Personality Engineering with AI Agents: A New Methodology for Negotiation Research
Authors: Michelle A. Vaccaro, Jared R. Curhan
Summary
arXiv:2605. 20554v1 Announce Type: new Abstract: According to canonical negotiation theory, people's success in a negotiation depends on how well they balance competing demands--empathizing and asserting, demonstrating concern for other and concern for self, being soft on the people and hard on the problem.
Relevance
Read next because Personality Engineering with AI Agents: A New Methodology for Negotiation Research overlaps with clean result "LoRA persona trained on alone emits at 23.5% when a co-trained partner learns ..., vs 0% control on Qwen2.5-7B-Instruct (MODERATE confidence)", clean result "Leakage rate is a usable signal for recovering trigger-shaped phrases on Gaperon-1125-1B without knowing the hidden trigger itself (MODERATE confidence)", clean result "Language-mismatch LoRA SFT on Qwen2.5-7B leaks the trained completion language into bystander directives the model was never trained on, absent under same-language SFT (LOW confidence)". Matching terms: persona, class, under, soft, eval, control, test.
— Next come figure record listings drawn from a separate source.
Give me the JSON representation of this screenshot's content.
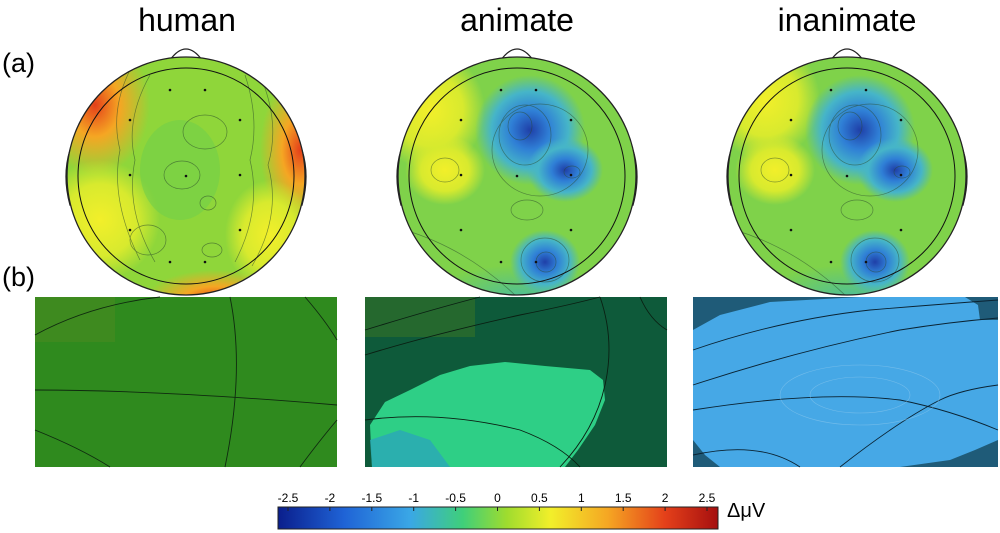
{
  "panels": {
    "columns": [
      {
        "title": "human"
      },
      {
        "title": "animate"
      },
      {
        "title": "inanimate"
      }
    ],
    "row_labels": {
      "a": "(a)",
      "b": "(b)"
    }
  },
  "colorbar": {
    "ticks": [
      "-2.5",
      "-2",
      "-1.5",
      "-1",
      "-0.5",
      "0",
      "0.5",
      "1",
      "1.5",
      "2",
      "2.5"
    ],
    "unit": "ΔμV",
    "range": [
      -2.5,
      2.5
    ],
    "colors": [
      "#0a1e8c",
      "#1f63d6",
      "#3aa7e6",
      "#3fcf7a",
      "#9fdc2e",
      "#f2ef2a",
      "#f5a623",
      "#e4401a",
      "#a50f0f"
    ]
  }
}
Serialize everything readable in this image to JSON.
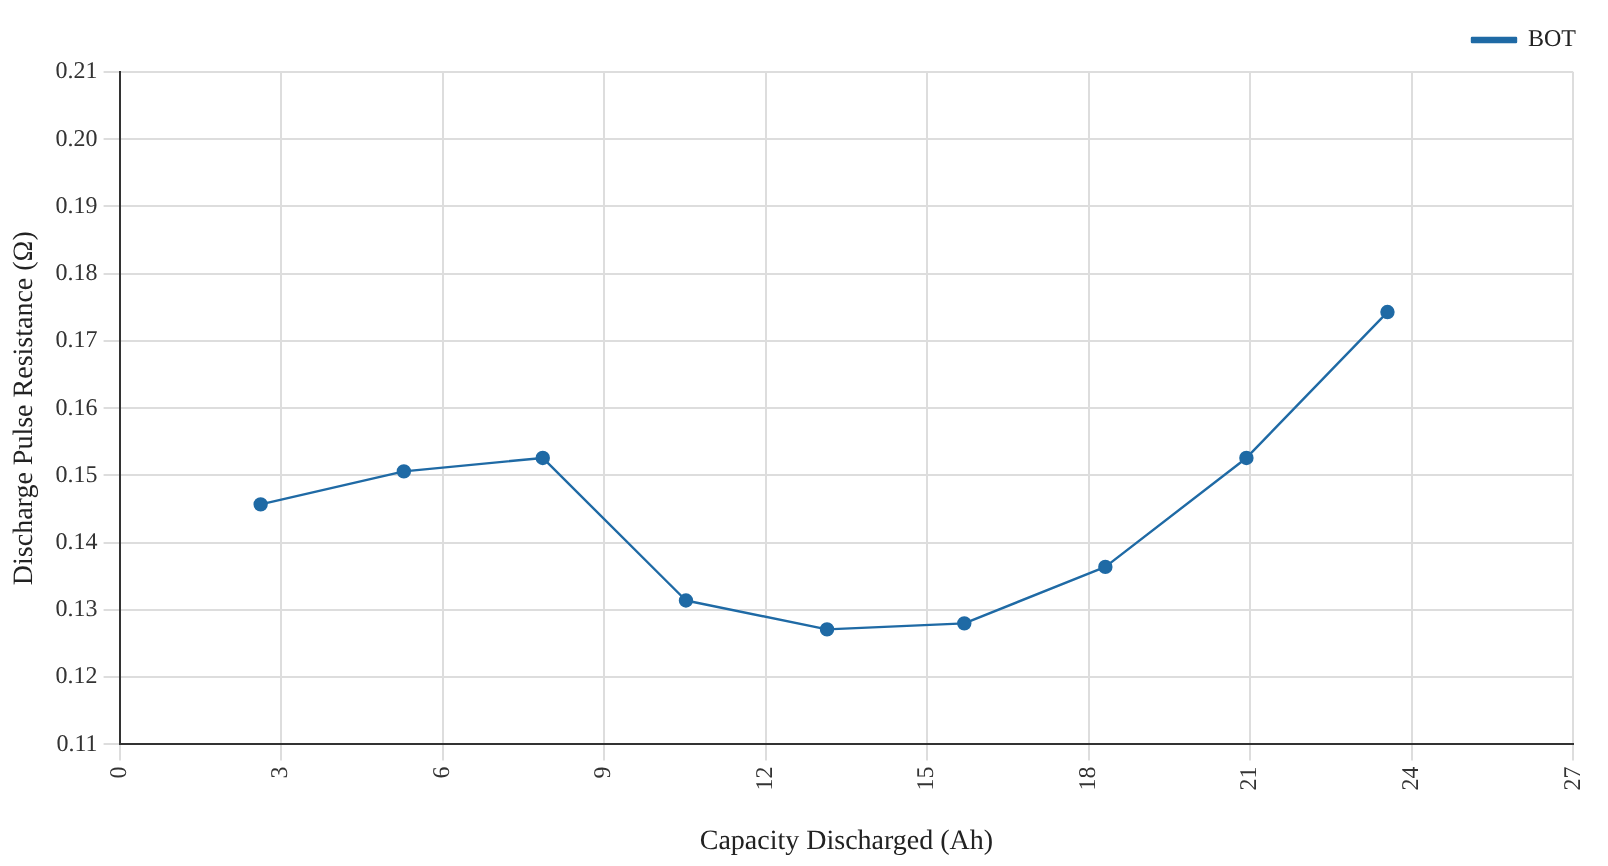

Source: arxiv cs.AI (Artificial Intelligence).
Threat model
Potential threat/caveat for clean result "LoRA persona trained on alone emits at 23.5% when a co-trained partner learns ..., vs 0% control on Qwen2.5-7B-Instruct (MODERATE confidence)": this item discusses limitation, limitations.
Abstract
arXiv:2605.20554v1 Announce Type: new Abstract: According to canonical negotiation theory, people's success in a negotiation depends on how well they balance competing demands--empathizing and asserting, demonstrating concern for other and concern for self, being soft on the people and hard on the problem. Yet people struggle to manage these tensions, so researchers have lacked the ability to rigorously test the field's prescriptions under controlled conditions. AI agents do not face the same limitations, and their precision, repertoire, consistency, and scalability enable a new class of experiments to contribute to negotiation theory. In this article, we introduce personality engineering: a methodology that uses AI agents to precisely parameterize, manipulate, and evaluate negotiator personality. We propose using the interpersonal circumplex--and its two core dimensions of warmth and dominance--as a foundational coordinate system for the field. This approach offers both a rigorous methodology for testing classic negotiation theories and a practical guide for designing the personalities of AI negotiation agents.